PIPE-307 partnered with J&J: MOONLIGHT 1 in MDD and deal economics
On PIPE-307, Stengone said J&J is running a Phase 2 proof-of-concept study focused on major depressive disorder (MDD). He described the study as enrolling 124 patients with two dosing regimens and a primary endpoint of change in MADRS on day five, which he said aligns with rapid-acting depression agents such as Spravato and prior scopolamine clinical validation. When asked what would constitute a clinically meaningful signal, Watkins said he would rely on J&J to communicate that.
Stengone also referenced prior safety learnings, saying Contineum sought an M1 selective compound to mitigate anticholinergic-related issues and said cognition assessments in healthy volunteer studies showed no impairment across multiple domains.
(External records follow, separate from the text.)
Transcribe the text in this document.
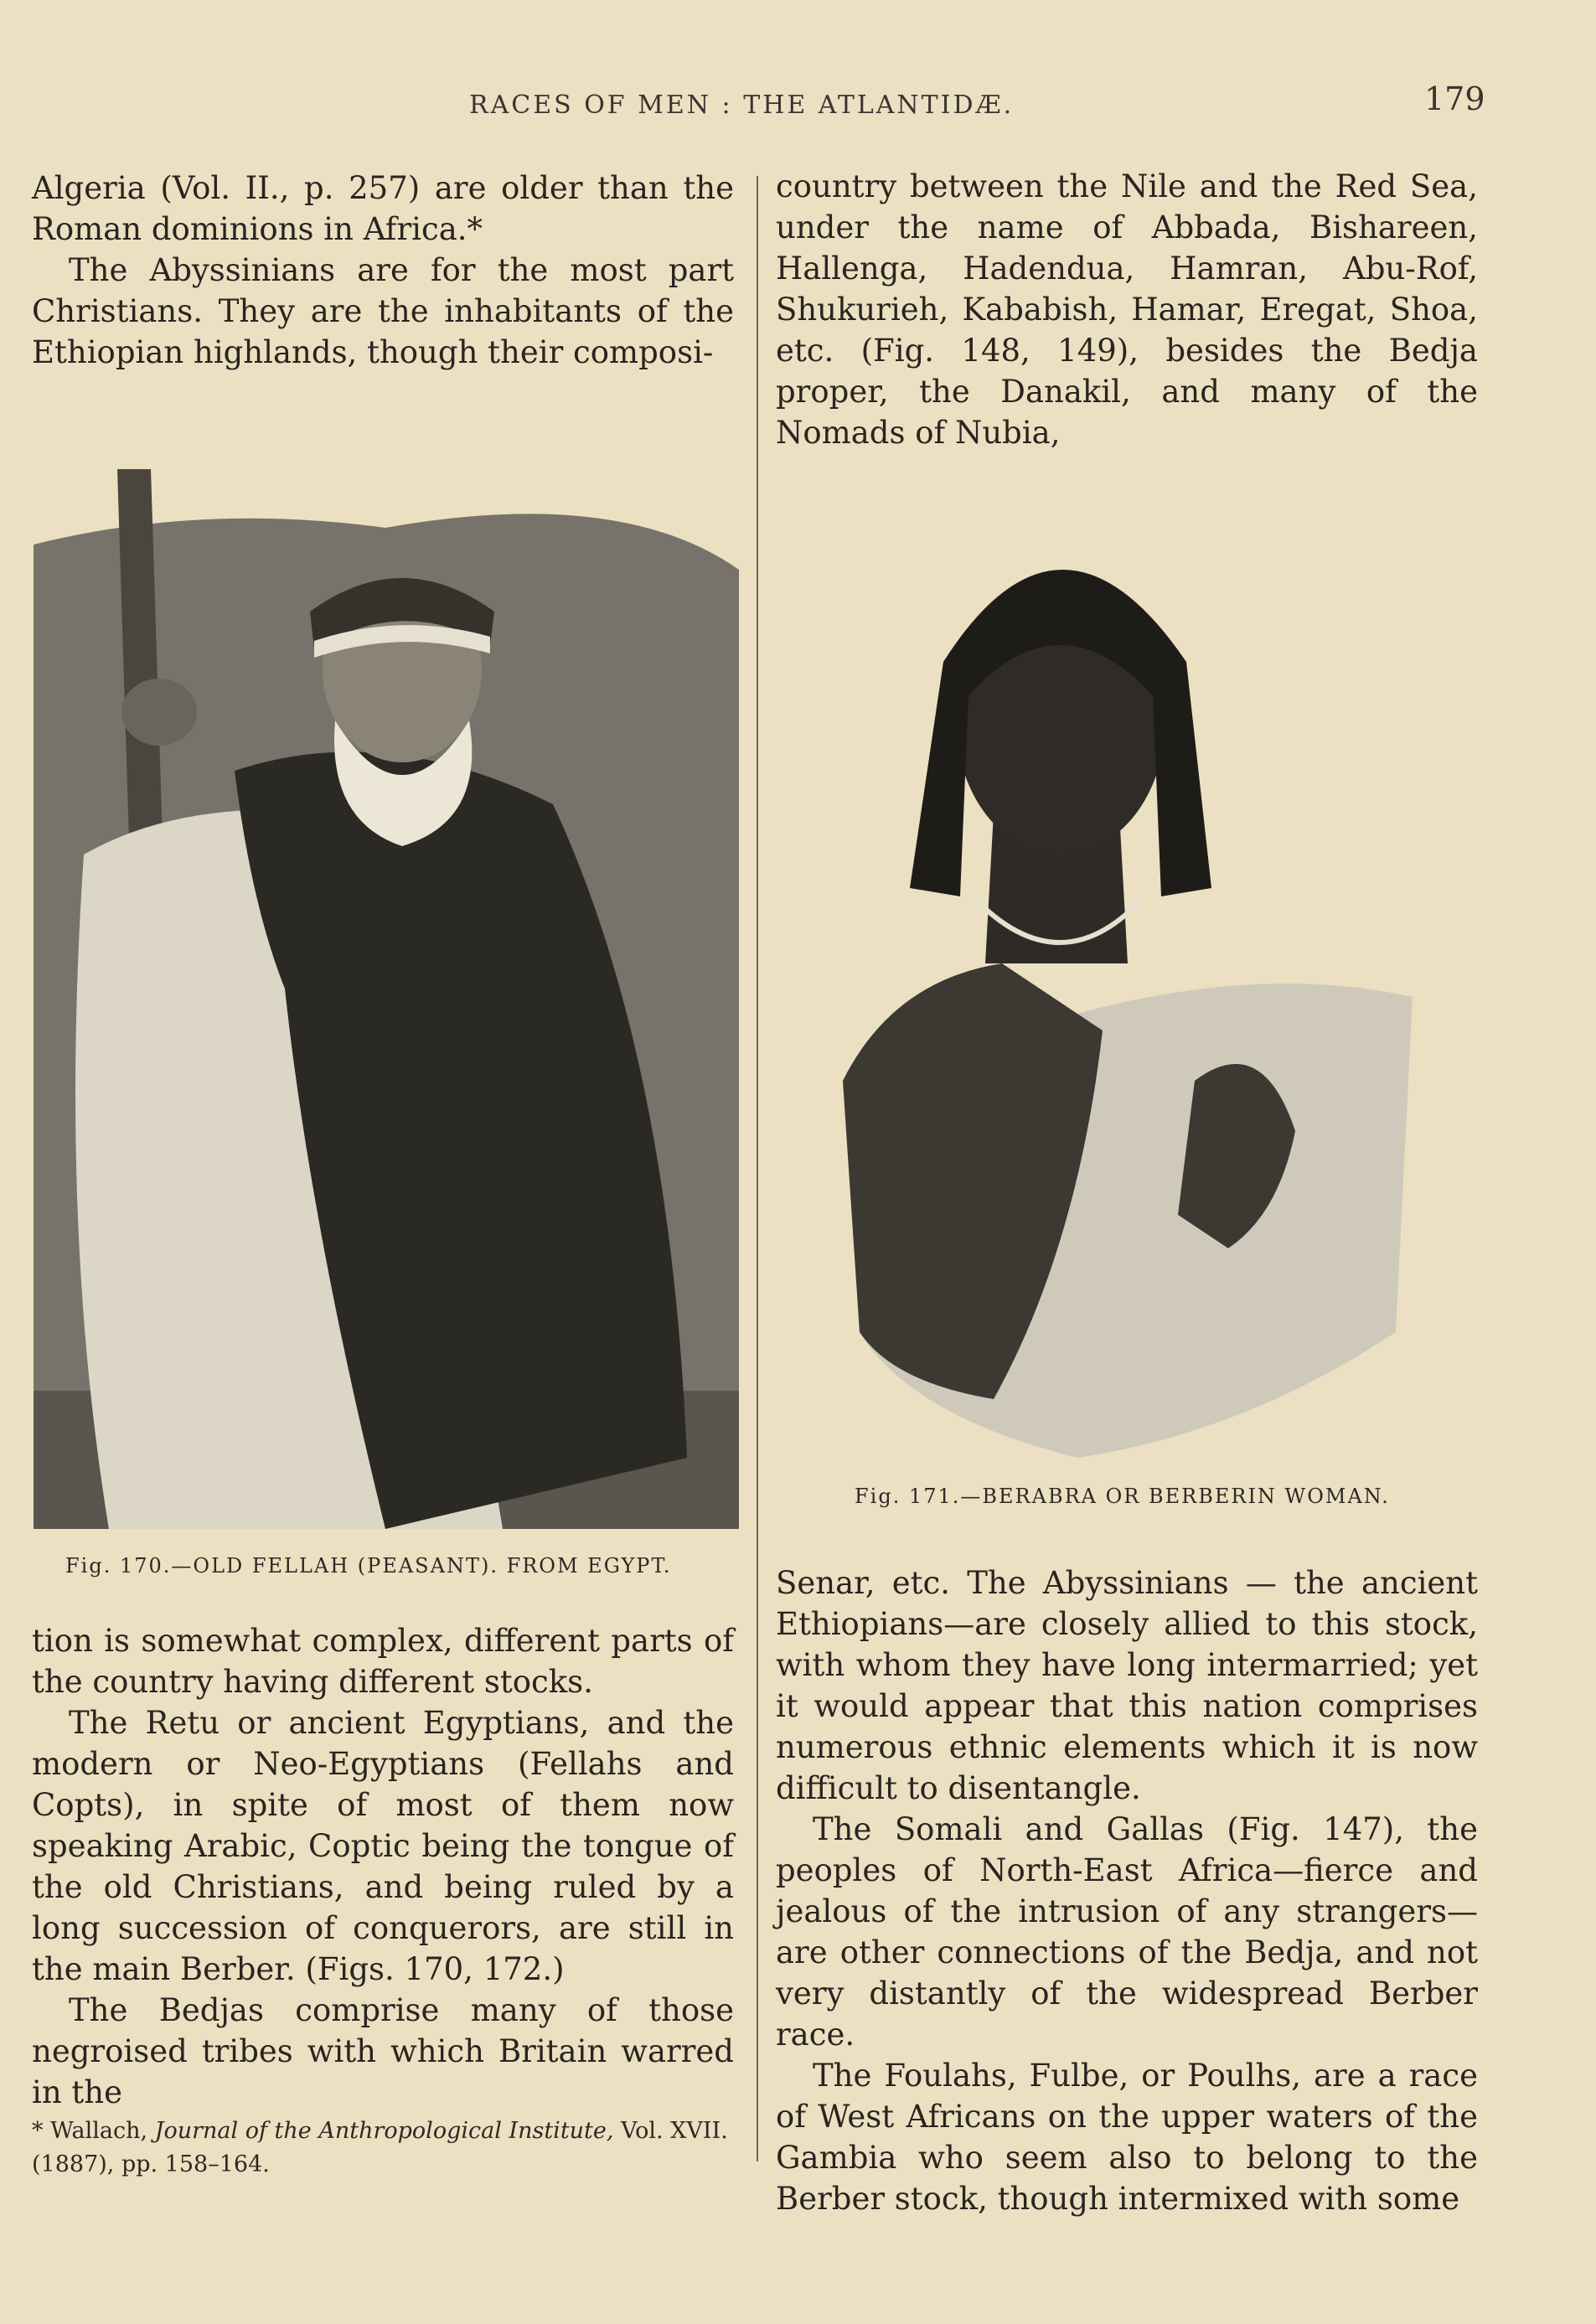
RACES OF MEN : THE ATLANTIDÆ.	179

Algeria (Vol. II., p. 257) are older than the Roman dominions in Africa.*

The Abyssinians are for the most part Christians. They are the inhabitants of the Ethiopian highlands, though their composi-

country between the Nile and the Red Sea, under the name of Abbada, Bishareen, Hallenga, Hadendua, Hamran, Abu-Rof, Shukurieh, Kababish, Hamar, Eregat, Shoa, etc. (Fig. 148, 149), besides the Bedja proper, the Danakil, and many of the Nomads of Nubia,

Fig. 170.—OLD FELLAH (PEASANT). FROM EGYPT.
Fig. 171.—BERABRA OR BERBERIN WOMAN.

tion is somewhat complex, different parts of the country having different stocks.

The Retu or ancient Egyptians, and the modern or Neo-Egyptians (Fellahs and Copts), in spite of most of them now speaking Arabic, Coptic being the tongue of the old Christians, and being ruled by a long succession of conquerors, are still in the main Berber. (Figs. 170, 172.)

The Bedjas comprise many of those negroised tribes with which Britain warred in the

Senar, etc. The Abyssinians — the ancient Ethiopians—are closely allied to this stock, with whom they have long intermarried; yet it would appear that this nation comprises numerous ethnic elements which it is now difficult to disentangle.

The Somali and Gallas (Fig. 147), the peoples of North-East Africa—fierce and jealous of the intrusion of any strangers—are other connections of the Bedja, and not very distantly of the widespread Berber race.

The Foulahs, Fulbe, or Poulhs, are a race of West Africans on the upper waters of the Gambia who seem also to belong to the Berber stock, though intermixed with some

* Wallach, Journal of the Anthropological Institute, Vol. XVII. (1887), pp. 158–164.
He added that patient exposure in prior work included once-daily dosing for six months, supporting the safety and tolerability profile.
Regarding collaboration terms, Stengone said the 2023 agreement included:
- $50 million upfront payment
- $25 million equity investment in a crossover round, with support into the IPO
- More than $1 billion in milestones across development, regulatory, and commercial events
- Royalties starting in the low teens and ramping to the high teens
- An option for Contineum to participate in co-development/co-funding (less than 50%), which could add “a point or two” to royalties and potentially bring the top royalty rate to 20%
Near-term catalysts and financial position
Management identified three primary catalysts for the year:
- Exploratory chronic pain study with PIPE-791, which executives cautioned should not be the core investment thesis but could provide upside and, importantly, additional safety/tolerability data in patients treated up to a month.
- J&J’s MDD readout from the PIPE-307 program, which Stengone suggested could come in late summer or early fall.
- Bristol Myers Squibb’s Phase 3 IPF data for zimilparant expected in Q4, which Contineum said would be an important external validation event.
On capital allocation, Stengone said Contineum is funded through the “middle of 2029” and is prioritizing the Phase 2 IPF trial. He noted J&J is funding ongoing development for PIPE-307, and said the company continues to run an internal discovery engine, while acknowledging that clinical development will take the “lion’s share” of capital going forward. On additional partnerships, he said the company speaks with strategic partners frequently but does not foresee a near-term deal, preferring to generate more data from PIPE-791 in IPF first.
About Contineum Therapeutics (NASDAQ:CTNM)
Contineum Therapeutics, Inc, a clinical stage biopharmaceutical company, focuses on discovering and developing novel oral small molecule therapies for neuroscience, inflammation, and immunology indications with high unmet need. Its lead asset is PIPE-791, a novel, brain penetrant, small molecule inhibitor of the lysophosphatidic acid 1 receptor (LPA1R) for the treatment of idiopathic pulmonary fibrosis and progressive multiple sclerosis (MS). The company also develops PIPE-307, a novel, small molecule selective inhibitor of the muscarinic type 1 M1 receptor to treat depression and relapse remitting MS; and CTX-343, a peripherally-restricted LPA1R antagonist.